The Ministry of Health celebrated the annual World Tuberculosis Day at the impoverished Old Naledi location on Thursday with the government calling for concerted efforts to eradicate the communicable deadly disease, which threatens to engulf the country.
Hardly recognized as part of Gaborone city because it predominantly features eye-sore of shacks and slums, prompting the name Ditakana ÔÇô a demeaning local name for debilitated and poor houses- Old Naledi is a melting pot for the unemployed and the poor.
It is an overcrowded location with a myriad of communicable diseases, particularly tuberculosis running riot in the area and spurring the health officials to launch, for the first time in Old Naledi, the World TB Day under the theme Innovation, coupled with the slogan On The Move against Tuberculosis.
Speaking at the occasion, characterized by TB related drama, poems and stalls preaching means to combat the deadly disease, Old Naledi big-wigs, including officials from the tribal authorities and area councilors, doubted the strategies employed by the government ,saying that the ministry must beef up staff to render services to a populous location prone to contagious and communicable diseases, including tuberculosis.
As it stands, only a single doctor is designated to give services and the problem is exacerbated by the government’s reluctance to offer 24-hour clinic services, prompting patients to walk long distance during the night to obtain services from other operational clinics.
“I therefore urge you as our respectable leaders to ponder over this situation to at least add one more doctor, pharmacists and open up the clinic to a 24-hour service,” Kgosi Charles Koitsiwe pleaded, adding that such a transition could be a major boost to the understaffed Kagiso Clinic.
Chipped in Old Naledi central councilor Oabile Mafunga: “I am happy that our Kgosi broke his silence today about the hardships we endure in this area.

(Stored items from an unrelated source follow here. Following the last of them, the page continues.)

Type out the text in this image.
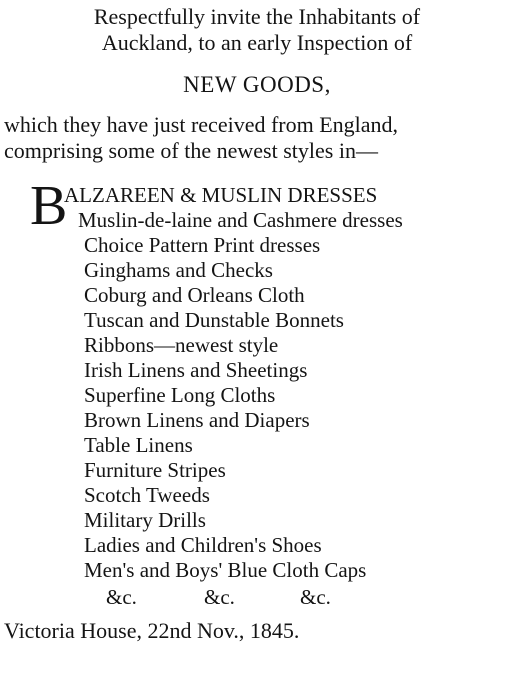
Respectfully invite the Inhabitants of
Auckland, to an early Inspection of
NEW GOODS,
which they have just received from England,
comprising some of the newest styles in—
B
ALZAREEN & MUSLIN DRESSES
Muslin-de-laine and Cashmere dresses
Choice Pattern Print dresses
Ginghams and Checks
Coburg and Orleans Cloth
Tuscan and Dunstable Bonnets
Ribbons—newest style
Irish Linens and Sheetings
Superfine Long Cloths
Brown Linens and Diapers
Table Linens
Furniture Stripes
Scotch Tweeds
Military Drills
Ladies and Children's Shoes
Men's and Boys' Blue Cloth Caps
&c.	&c.	&c.
Victoria House, 22nd Nov., 1845.
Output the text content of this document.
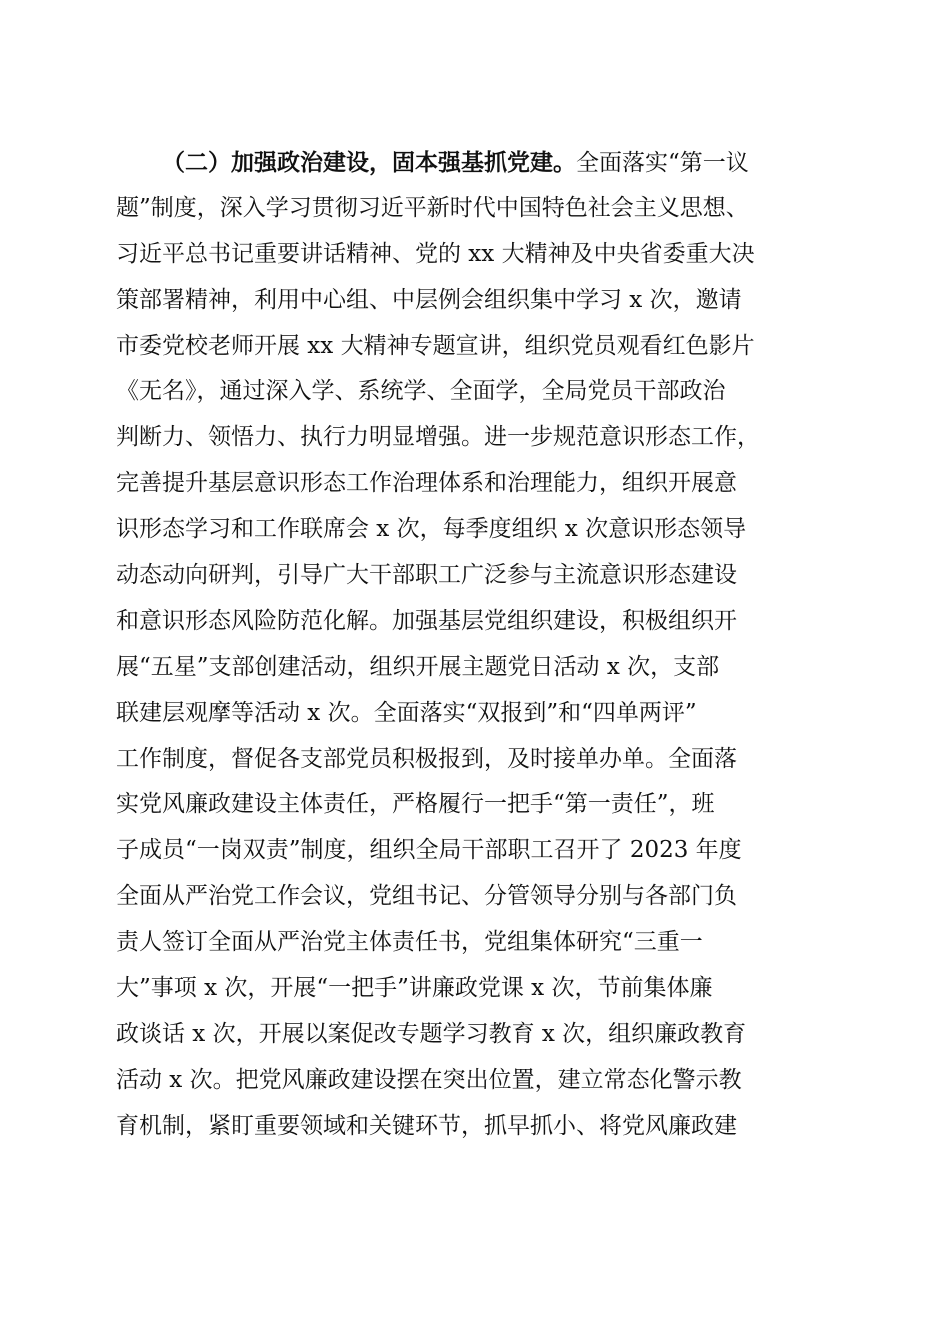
（二）加强政治建设，固本强基抓党建。全面落实“第一议
题”制度，深入学习贯彻习近平新时代中国特色社会主义思想、
习近平总书记重要讲话精神、党的 xx 大精神及中央省委重大决
策部署精神，利用中心组、中层例会组织集中学习 x 次，邀请
市委党校老师开展 xx 大精神专题宣讲，组织党员观看红色影片
《无名》，通过深入学、系统学、全面学，全局党员干部政治
判断力、领悟力、执行力明显增强。进一步规范意识形态工作，
完善提升基层意识形态工作治理体系和治理能力，组织开展意
识形态学习和工作联席会 x 次，每季度组织 x 次意识形态领导
动态动向研判，引导广大干部职工广泛参与主流意识形态建设
和意识形态风险防范化解。加强基层党组织建设，积极组织开
展“五星”支部创建活动，组织开展主题党日活动 x 次，支部
联建层观摩等活动 x 次。全面落实“双报到”和“四单两评”
工作制度，督促各支部党员积极报到，及时接单办单。全面落
实党风廉政建设主体责任，严格履行一把手“第一责任”，班
子成员“一岗双责”制度，组织全局干部职工召开了 2023 年度
全面从严治党工作会议，党组书记、分管领导分别与各部门负
责人签订全面从严治党主体责任书，党组集体研究“三重一
大”事项 x 次，开展“一把手”讲廉政党课 x 次，节前集体廉
政谈话 x 次，开展以案促改专题学习教育 x 次，组织廉政教育
活动 x 次。把党风廉政建设摆在突出位置，建立常态化警示教
育机制，紧盯重要领域和关键环节，抓早抓小、将党风廉政建
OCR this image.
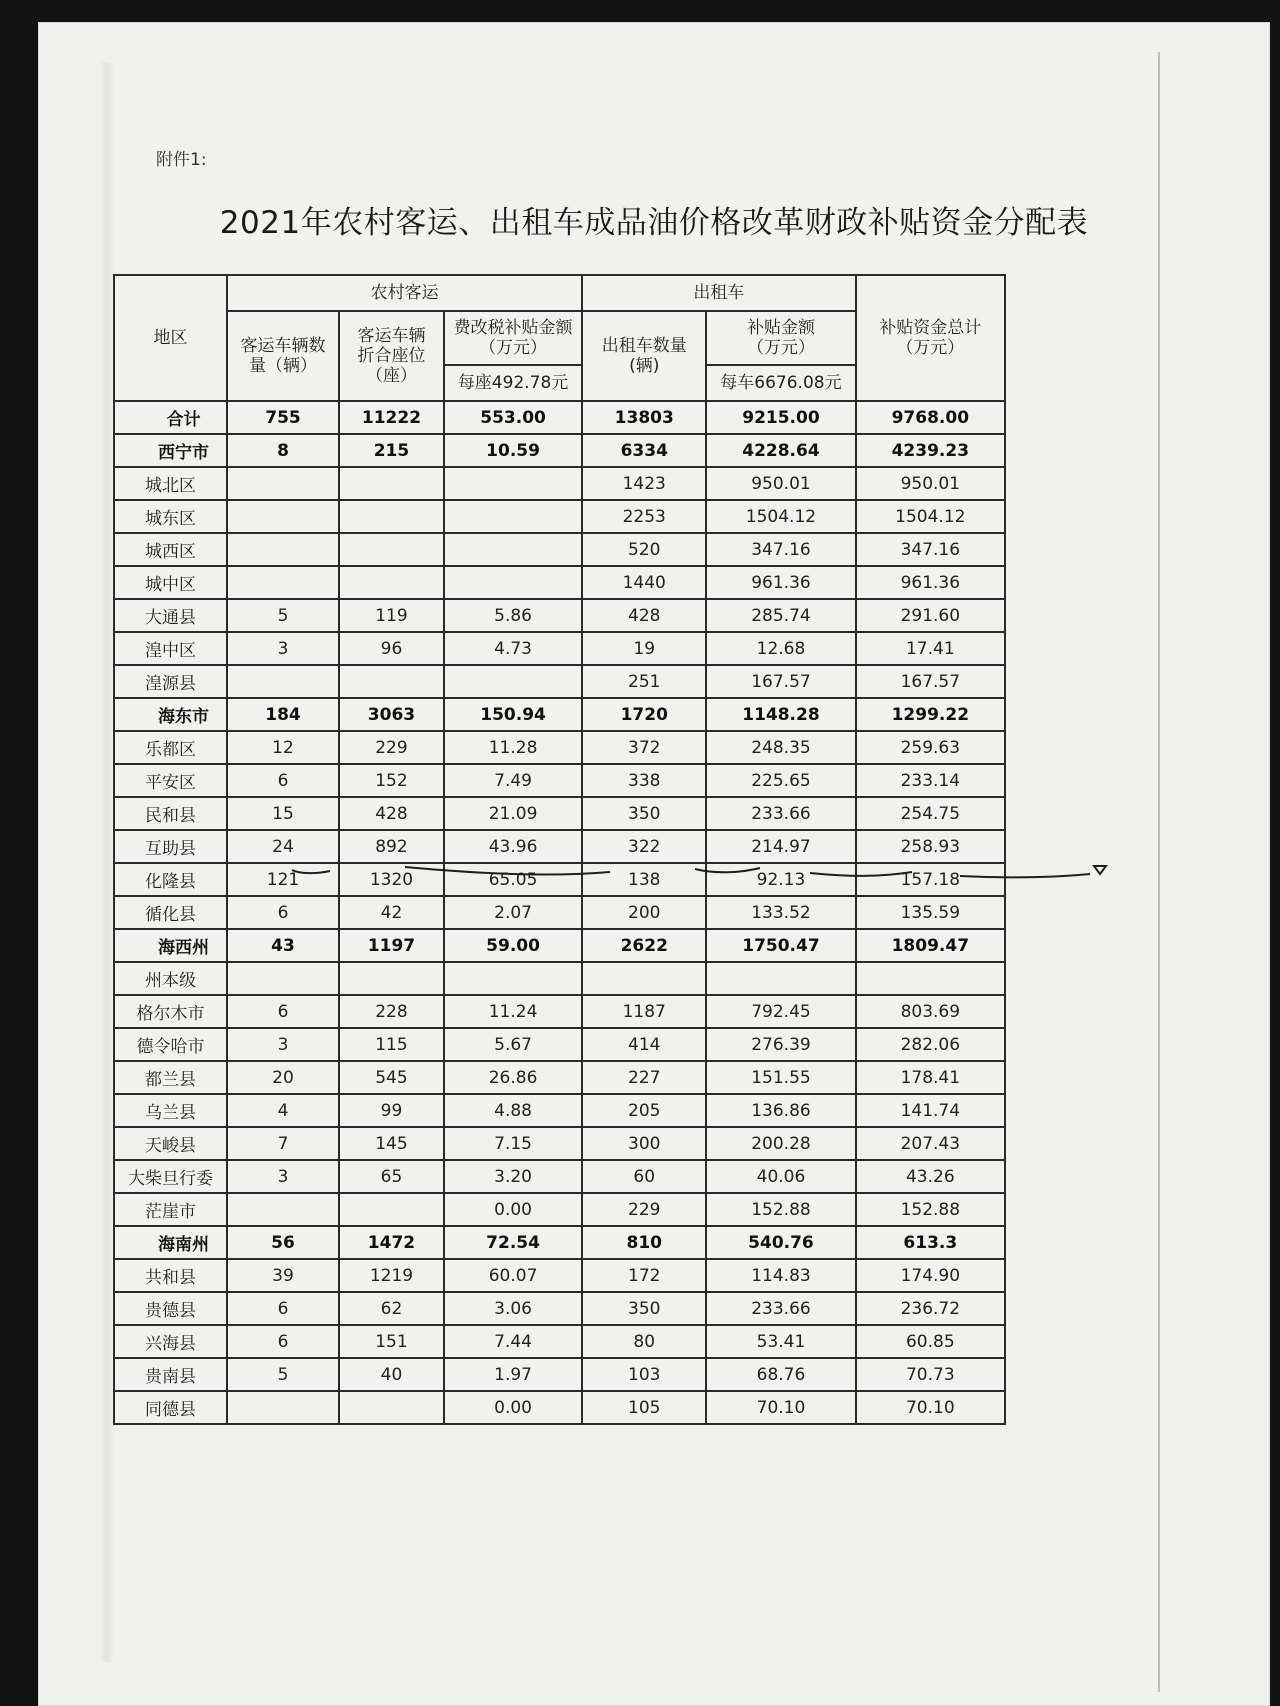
附件1:
2021年农村客运、出租车成品油价格改革财政补贴资金分配表
地区	农村客运			出租车		补贴资金总计（万元）
	客运车辆数量（辆）	客运车辆折合座位（座）	费改税补贴金额（万元）	出租车数量(辆)	补贴金额（万元）	
			每座492.78元		每车6676.08元	
合计	755	11222	553.00	13803	9215.00	9768.00
西宁市	8	215	10.59	6334	4228.64	4239.23
城北区				1423	950.01	950.01
城东区				2253	1504.12	1504.12
城西区				520	347.16	347.16
城中区				1440	961.36	961.36
大通县	5	119	5.86	428	285.74	291.60
湟中区	3	96	4.73	19	12.68	17.41
湟源县				251	167.57	167.57
海东市	184	3063	150.94	1720	1148.28	1299.22
乐都区	12	229	11.28	372	248.35	259.63
平安区	6	152	7.49	338	225.65	233.14
民和县	15	428	21.09	350	233.66	254.75
互助县	24	892	43.96	322	214.97	258.93
化隆县	121	1320	65.05	138	92.13	157.18
循化县	6	42	2.07	200	133.52	135.59
海西州	43	1197	59.00	2622	1750.47	1809.47
州本级						
格尔木市	6	228	11.24	1187	792.45	803.69
德令哈市	3	115	5.67	414	276.39	282.06
都兰县	20	545	26.86	227	151.55	178.41
乌兰县	4	99	4.88	205	136.86	141.74
天峻县	7	145	7.15	300	200.28	207.43
大柴旦行委	3	65	3.20	60	40.06	43.26
茫崖市			0.00	229	152.88	152.88
海南州	56	1472	72.54	810	540.76	613.3
共和县	39	1219	60.07	172	114.83	174.90
贵德县	6	62	3.06	350	233.66	236.72
兴海县	6	151	7.44	80	53.41	60.85
贵南县	5	40	1.97	103	68.76	70.73
同德县			0.00	105	70.10	70.10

This is a grey area that our leadership should take prompt actions against before it gets out of hand. We can not take it much longer as we visit the clinic only to come home empty handed without medications as the pharmacists are said to be off duty or, worse still, pills are unavailable.”
Despite these setbacks, the area leaders welcomed the launch as an eye opener for the residents, who would from the lessons learnt at the occasion, treat the disease with extreme care and vigilance.
“Ladies and gentlemen, TB is still a major public health problem in Botswana and the African region at large. The 2010 WHO Global TB control report indicates that the African region, accounting for just 12 percent population, recorded a whopping 23 percent of notified TB cases worldwide,” revealed Dr Eugene Nyarko, the World Health Organisation representative to Botswana, adding “most of the high burden is linked to the emergence of new challenges such as TB/HIV co-infection and multi-drug resistant TB.”
For his part, the guest speaker, Minister Of Presidential Affairs and Public Administration, Mokgweetsi Masisi, said efforts are underway to ensure availability of quality assured drugs; he decried the disturbing phenomenon that some patients continue to refuse to take their medication and thus pose a threat to the communities they live in.
“Tuberculosis elimination can never be possible without involvement of the affected and infected. As government, our move towards elimination means more and more of community involvement,” Masisi emphasized.
Although Botswana government is fighting to combat the disease reports of multi-drug resistant TB and extensive drug resistant TB are a cause of concern.